After we created the new dictionary, we will count the number of disease for each patient. As you can see the result below, some disease are counted more than once for the same patient. This is because the patient may have multiple disease under same category. After we transferred the ICD code to higher hierarchy, the code are counted more than 1 time. [output]

 [(0, 1), (1, 1), (2, 1), (3, 2), (4, 1)],
 [(0, 2), (5, 1), (6, 1), (7, 1), (8, 2), (9, 1)],
 [(0, 2), (5, 1), (10, 1), (11, 2), (12, 1), (13, 1)],
 [(14, 2), (15, 1)],
 [(0, 1), (5, 1), (8, 1), (16, 1), (17, 1), (18, 2), (19, 1), (20, 1)],
 [(5, 1), (21, 2)],
 [(10, 1), (22, 2), (23, 1)],
 [(0, 2), (10, 1), (24, 1), (25, 2), (26, 1)]

LDA model#

Next, we are ready to train our LDA model. One of the hyper parameters is “num_topics”. We set the number of topics to be four.
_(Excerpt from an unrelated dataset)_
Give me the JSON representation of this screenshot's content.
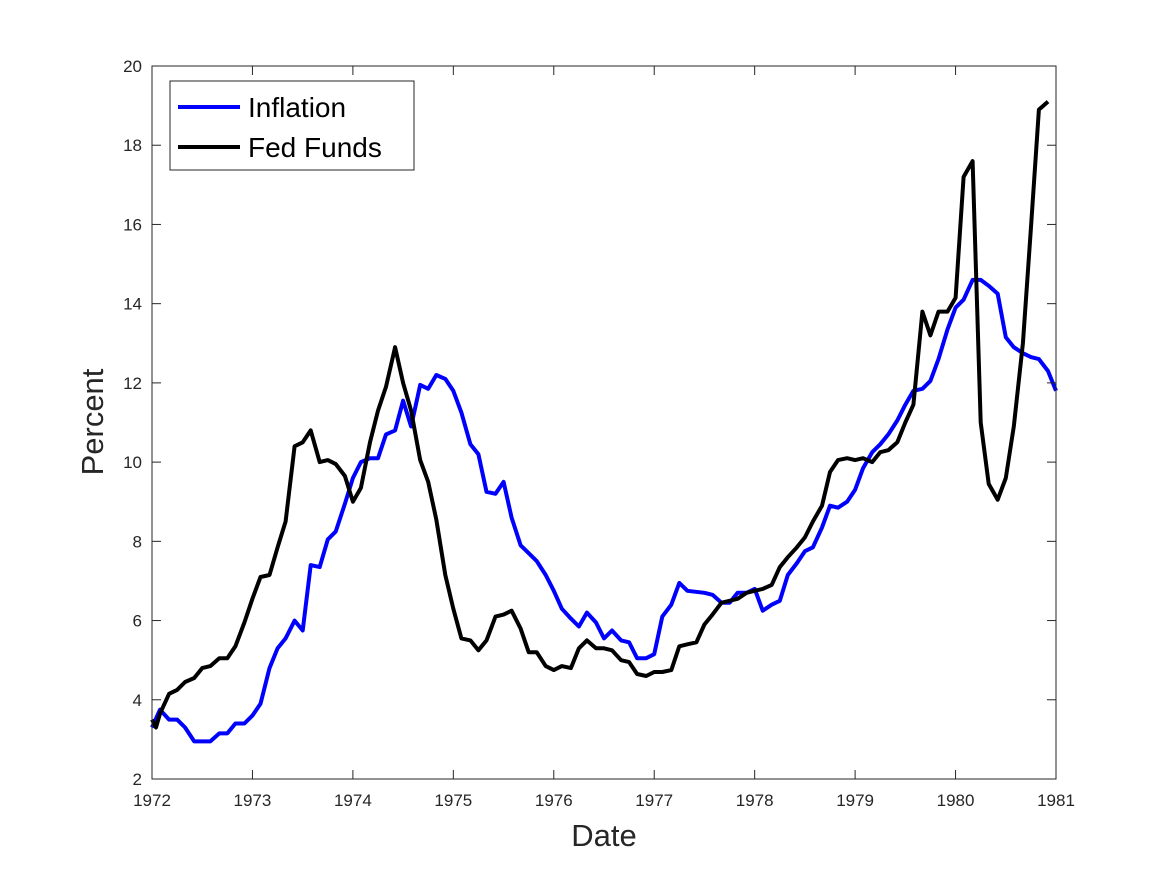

After we run the model, we end up with the probabilistic topic model, which is to discover the hidden structure in large archives of documents. As shown below, we ended up with four topics.

 (0,
  '0.099*"" + 0.054*"414" + 0.049*"250" + 0.047*"427" + 0.046*"401" + 0.034*"272" + 0.029*"715" + 0.028*"486" + 0.028*"786" + 0.022*"530"'),
 (1,
  '0.096*"" + 0.048*"401" + 0.044*"599" + 0.039*"296" + 0.035*"780" + 0.027*"272" + 0.027*"250" + 0.026*"295" + 0.022*"414" + 0.022*"305"'),
 (2,
  '0.093*"428" + 0.055*"" + 0.049*"276" + 0.043*"518" + 0.036*"584" + 0.035*"427" + 0.030*"414" + 0.029*"585" + 0.026*"491" + 0.025*"389"'),
 (3,
  '0.073*"" + 0.055*"276" + 0.030*"401" + 0.029*"285" + 0.027*"724" + 0.023*"780" + 0.021*"530" + 0.021*"578" + 0.019*"250" + 0.018*"789"')

Alt text for my gif

So far, we already can see the hidden topics in this inpatient dataset. We got four hidden topics in which each one contains ICD disease codes.

Clustering#

Last, we used K-means to discover the clusters based on the topic modeling result. The matrix below shows that which cluster that a patient belongs to. Alt text for my gif When plotting the probability of each topic, we can clearly see the three topics, which are green, blue/red, orange. (The purple area is the label name, doesn’t mean anything) Alt text for my gif

Conclusion#

For this project, we discovered hidden topics with LDA, a method of topic modeling. In healthcare, knowing this information can help professional to know the potential disease that a depressed patients will have. Lastly, we used k-means to cluster the patients into three groups. This is how LDA can be used to classify healthcare dataset.

References:#

Michael J. Paul and Mark Dredze. Factorial LDA: Sparse multi-dimensional text models. In Proceedings of the Conference on Nueral Information Processing Systems (NIPS’12), pages 2591–2599, 2012.